A single-cell cytokine dictionary of human peripheral blood

Lukas Oesinghaus(University of Washington), Sören Becker(Helmholtz Zentrum München), Larsen Vornholz(Helmholtz Zentrum München), Efthymia Papalexi(Pulse Biosciences (United States)), Joey Pangallo(Pulse Biosciences (United States)), Amir Ali Moinfar(Helmholtz Zentrum München), J.-M. Liu(Helmholtz Zentrum München), Alyssa La Fleur(University of Washington), Maiia Shulman(Helmholtz Zentrum München), Simone Marrujo(Pulse Biosciences (United States)), Bryan Hariadi(Pulse Biosciences (United States)), Crina Curca(Pulse Biosciences (United States)), Alexa Suyama(Pulse Biosciences (United States)), Maria Nigos(Pulse Biosciences (United States)), Oliver Sanderson(Pulse Biosciences (United States)), Hoai Viet Nguyen(Pulse Biosciences (United States)), Vuong Tran(Pulse Biosciences (United States)), Ajay Sapre(Pulse Biosciences (United States)), Olivia Kaplan(Pulse Biosciences (United States)), Sarah Schroeder(Pulse Biosciences (United States)), Alec Salvino(Pulse Biosciences (United States)), Guillermo Gallareta-Olivares(Pulse Biosciences (United States)), Ryan Koehler(Pulse Biosciences (United States)), Gary Geiss(Pulse Biosciences (United States)), Alexander Rosenberg(Pulse Biosciences (United States)), Charles M. Roco(Pulse Biosciences (United States)), Georg Seelig(University of Washington), Fabian J. Theis(Helmholtz Zentrum München)
bioRxiv (Cold Spring Harbor Laboratory)
December 15, 2025
Cited by 7Open Access
Full Text

Abstract

Abstract Cytokines orchestrate immune responses, yet we still lack a comprehensive understanding of their specific effects across human immune cells due to their pleiotropy, context dependence and extensive functional redundancy. Here, we present a Human Cytokine Dictionary, created from high-resolution single-cell transcriptomes of 9,697,974 human peripheral blood mononuclear cells (PBMC) from 12 donors stimulated in vitro with 90 different cytokines.
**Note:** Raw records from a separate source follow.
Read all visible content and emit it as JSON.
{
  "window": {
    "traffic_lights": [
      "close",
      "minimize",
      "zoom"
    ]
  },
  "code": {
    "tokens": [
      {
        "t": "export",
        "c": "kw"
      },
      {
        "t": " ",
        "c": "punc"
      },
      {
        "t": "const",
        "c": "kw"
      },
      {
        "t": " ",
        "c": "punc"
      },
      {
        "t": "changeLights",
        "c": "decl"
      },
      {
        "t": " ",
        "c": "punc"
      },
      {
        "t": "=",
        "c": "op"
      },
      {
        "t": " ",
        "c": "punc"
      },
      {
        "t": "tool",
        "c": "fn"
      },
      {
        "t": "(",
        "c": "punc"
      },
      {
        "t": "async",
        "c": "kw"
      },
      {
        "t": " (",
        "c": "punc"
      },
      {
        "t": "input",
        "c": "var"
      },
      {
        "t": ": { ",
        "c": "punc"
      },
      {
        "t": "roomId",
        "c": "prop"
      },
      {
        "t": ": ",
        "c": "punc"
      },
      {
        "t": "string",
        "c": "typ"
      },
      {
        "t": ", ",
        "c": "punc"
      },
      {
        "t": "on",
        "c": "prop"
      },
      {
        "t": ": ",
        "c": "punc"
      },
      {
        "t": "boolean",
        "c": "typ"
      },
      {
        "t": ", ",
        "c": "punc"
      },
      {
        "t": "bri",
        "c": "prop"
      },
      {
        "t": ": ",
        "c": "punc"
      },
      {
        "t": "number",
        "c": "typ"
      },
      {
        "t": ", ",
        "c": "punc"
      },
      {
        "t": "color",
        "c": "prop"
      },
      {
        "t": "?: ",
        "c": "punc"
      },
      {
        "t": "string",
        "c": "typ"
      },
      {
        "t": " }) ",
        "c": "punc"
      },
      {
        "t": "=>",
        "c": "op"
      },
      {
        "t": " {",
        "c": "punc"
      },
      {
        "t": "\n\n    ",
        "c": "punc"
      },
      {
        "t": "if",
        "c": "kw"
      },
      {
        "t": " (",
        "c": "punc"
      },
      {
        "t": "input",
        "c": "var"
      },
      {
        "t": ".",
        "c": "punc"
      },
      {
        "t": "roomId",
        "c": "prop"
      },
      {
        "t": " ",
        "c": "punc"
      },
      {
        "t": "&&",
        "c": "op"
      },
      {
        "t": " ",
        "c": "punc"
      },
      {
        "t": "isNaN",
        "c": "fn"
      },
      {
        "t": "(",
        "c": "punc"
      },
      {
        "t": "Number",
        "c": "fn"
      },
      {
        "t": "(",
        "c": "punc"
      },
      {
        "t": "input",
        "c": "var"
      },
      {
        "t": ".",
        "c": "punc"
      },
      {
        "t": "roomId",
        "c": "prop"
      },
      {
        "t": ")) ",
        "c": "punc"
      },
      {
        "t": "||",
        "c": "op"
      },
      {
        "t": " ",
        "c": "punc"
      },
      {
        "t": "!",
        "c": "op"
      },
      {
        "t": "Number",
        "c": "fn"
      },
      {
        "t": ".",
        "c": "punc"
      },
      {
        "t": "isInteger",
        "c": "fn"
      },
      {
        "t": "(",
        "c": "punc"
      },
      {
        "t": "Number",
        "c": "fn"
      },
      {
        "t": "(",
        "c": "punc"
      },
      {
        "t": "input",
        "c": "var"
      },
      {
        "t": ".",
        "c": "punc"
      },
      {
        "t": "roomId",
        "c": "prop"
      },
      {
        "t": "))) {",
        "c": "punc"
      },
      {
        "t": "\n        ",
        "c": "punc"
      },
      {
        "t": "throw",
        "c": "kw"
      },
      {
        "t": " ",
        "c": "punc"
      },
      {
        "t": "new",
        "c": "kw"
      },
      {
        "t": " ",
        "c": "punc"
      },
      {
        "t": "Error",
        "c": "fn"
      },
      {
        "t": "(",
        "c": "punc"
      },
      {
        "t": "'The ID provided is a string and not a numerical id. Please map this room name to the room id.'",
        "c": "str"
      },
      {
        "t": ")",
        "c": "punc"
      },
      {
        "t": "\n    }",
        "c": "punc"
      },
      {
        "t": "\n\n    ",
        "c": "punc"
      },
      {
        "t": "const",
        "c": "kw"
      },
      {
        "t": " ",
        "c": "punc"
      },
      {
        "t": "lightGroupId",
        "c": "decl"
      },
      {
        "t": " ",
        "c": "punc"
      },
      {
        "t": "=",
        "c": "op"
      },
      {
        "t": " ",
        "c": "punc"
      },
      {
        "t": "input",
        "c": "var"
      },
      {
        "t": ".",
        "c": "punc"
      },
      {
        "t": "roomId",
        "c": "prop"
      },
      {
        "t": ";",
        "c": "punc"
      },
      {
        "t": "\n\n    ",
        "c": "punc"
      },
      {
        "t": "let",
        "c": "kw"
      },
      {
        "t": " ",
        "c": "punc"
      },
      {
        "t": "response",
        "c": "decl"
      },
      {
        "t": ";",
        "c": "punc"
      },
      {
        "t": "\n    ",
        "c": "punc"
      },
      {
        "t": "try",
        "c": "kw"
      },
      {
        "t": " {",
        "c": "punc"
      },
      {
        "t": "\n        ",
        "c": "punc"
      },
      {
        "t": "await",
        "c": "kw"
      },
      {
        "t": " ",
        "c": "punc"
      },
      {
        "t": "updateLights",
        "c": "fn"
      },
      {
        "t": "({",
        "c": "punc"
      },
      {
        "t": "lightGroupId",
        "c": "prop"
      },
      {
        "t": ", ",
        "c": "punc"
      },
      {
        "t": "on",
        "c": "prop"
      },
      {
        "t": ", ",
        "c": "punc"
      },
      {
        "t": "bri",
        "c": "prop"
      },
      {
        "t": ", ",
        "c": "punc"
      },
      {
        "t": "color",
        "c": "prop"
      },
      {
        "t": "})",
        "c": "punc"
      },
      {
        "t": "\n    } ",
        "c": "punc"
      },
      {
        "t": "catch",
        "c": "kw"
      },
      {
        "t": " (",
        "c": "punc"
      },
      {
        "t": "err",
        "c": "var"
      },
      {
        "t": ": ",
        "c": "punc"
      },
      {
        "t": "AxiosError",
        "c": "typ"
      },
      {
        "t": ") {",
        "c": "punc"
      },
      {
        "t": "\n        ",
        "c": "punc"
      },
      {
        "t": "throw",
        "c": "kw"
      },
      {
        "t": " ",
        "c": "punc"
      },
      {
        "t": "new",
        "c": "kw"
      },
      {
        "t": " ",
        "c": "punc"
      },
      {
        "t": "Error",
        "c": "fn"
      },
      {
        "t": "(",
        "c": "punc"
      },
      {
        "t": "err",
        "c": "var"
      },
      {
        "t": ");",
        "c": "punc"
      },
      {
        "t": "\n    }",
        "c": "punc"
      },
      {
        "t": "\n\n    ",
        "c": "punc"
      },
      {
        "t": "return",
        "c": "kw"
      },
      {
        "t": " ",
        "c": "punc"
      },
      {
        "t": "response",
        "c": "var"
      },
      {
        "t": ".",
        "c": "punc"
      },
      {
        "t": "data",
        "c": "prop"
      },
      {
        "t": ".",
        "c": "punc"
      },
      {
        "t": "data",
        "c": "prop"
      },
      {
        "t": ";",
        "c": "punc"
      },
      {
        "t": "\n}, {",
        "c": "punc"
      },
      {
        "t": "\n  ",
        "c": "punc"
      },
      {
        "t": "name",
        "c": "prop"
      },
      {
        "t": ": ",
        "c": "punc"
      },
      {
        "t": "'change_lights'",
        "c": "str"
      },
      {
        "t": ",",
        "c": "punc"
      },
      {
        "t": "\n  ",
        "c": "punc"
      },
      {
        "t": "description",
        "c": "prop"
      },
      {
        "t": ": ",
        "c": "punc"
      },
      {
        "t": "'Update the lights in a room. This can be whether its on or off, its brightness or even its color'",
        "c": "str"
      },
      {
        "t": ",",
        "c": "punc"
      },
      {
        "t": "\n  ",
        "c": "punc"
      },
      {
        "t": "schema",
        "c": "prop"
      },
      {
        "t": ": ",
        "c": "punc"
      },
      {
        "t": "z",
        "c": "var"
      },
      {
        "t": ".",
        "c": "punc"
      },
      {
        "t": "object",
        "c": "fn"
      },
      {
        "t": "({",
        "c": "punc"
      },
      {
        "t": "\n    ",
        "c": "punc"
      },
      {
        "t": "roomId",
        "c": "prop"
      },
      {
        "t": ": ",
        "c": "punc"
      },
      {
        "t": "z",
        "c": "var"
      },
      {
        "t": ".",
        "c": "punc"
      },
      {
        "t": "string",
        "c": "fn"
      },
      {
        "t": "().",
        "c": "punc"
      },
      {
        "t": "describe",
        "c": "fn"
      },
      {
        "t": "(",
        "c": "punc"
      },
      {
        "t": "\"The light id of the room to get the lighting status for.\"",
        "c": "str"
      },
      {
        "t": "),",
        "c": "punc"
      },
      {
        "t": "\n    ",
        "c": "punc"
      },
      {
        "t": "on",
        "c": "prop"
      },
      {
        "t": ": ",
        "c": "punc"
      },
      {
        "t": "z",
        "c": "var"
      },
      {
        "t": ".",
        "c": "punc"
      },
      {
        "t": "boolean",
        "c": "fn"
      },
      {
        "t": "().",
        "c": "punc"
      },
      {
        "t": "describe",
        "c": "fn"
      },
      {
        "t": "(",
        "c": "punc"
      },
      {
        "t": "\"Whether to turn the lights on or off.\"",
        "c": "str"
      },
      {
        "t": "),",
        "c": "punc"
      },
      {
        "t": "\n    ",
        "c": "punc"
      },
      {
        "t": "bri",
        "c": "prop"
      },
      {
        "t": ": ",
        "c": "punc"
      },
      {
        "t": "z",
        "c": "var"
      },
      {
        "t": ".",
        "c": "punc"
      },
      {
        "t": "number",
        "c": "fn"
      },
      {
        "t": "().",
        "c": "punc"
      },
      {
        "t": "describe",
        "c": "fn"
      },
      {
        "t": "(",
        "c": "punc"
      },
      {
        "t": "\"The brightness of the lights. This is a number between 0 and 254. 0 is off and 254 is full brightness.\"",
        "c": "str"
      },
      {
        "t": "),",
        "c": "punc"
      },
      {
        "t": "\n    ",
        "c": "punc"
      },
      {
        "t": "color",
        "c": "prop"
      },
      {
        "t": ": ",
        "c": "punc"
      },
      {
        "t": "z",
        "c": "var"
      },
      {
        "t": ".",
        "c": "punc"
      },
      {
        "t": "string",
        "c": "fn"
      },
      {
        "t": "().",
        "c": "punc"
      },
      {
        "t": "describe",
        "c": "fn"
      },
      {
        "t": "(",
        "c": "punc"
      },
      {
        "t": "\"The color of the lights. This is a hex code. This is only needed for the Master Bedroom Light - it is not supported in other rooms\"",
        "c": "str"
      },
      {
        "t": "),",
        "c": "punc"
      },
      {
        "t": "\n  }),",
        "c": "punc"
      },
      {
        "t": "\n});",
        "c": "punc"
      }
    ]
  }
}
We describe donor-specific response variation and uncover robust consensus cytokine signatures across individuals. We then delineate similarities between cytokine response profiles, and derive cytokine-induced immune programs that organize responsive genes into data-driven, biologically interpretable functional modules. By integrating cell type-specific responses with expression of cytokines, we infer higher-order cell-to-cell and cytokine-to-cytokine communication networks exemplified by an IL-32-β-initiated signaling cascade, which rewires myeloid programs by inducing neutrophil-recruiting factors while suppressing Th1-responses and promoting IL-10-family cytokines. Finally, we show how the Human Cytokine Dictionary enables the interpretation of cytokine-driven immune responses in other studies and disease contexts, including systemic lupus erythematosus, multiple sclerosis, and non-small cell lung carcinoma. Together, the Human Cytokine Dictionary constitutes the first comprehensive cell type-resolved transcriptional screen of human cytokine responses and provides an essential open-access, easy-to-use community resource with accompanying software package to advance our understanding of cytokine biology in human disease and guide therapeutic discovery.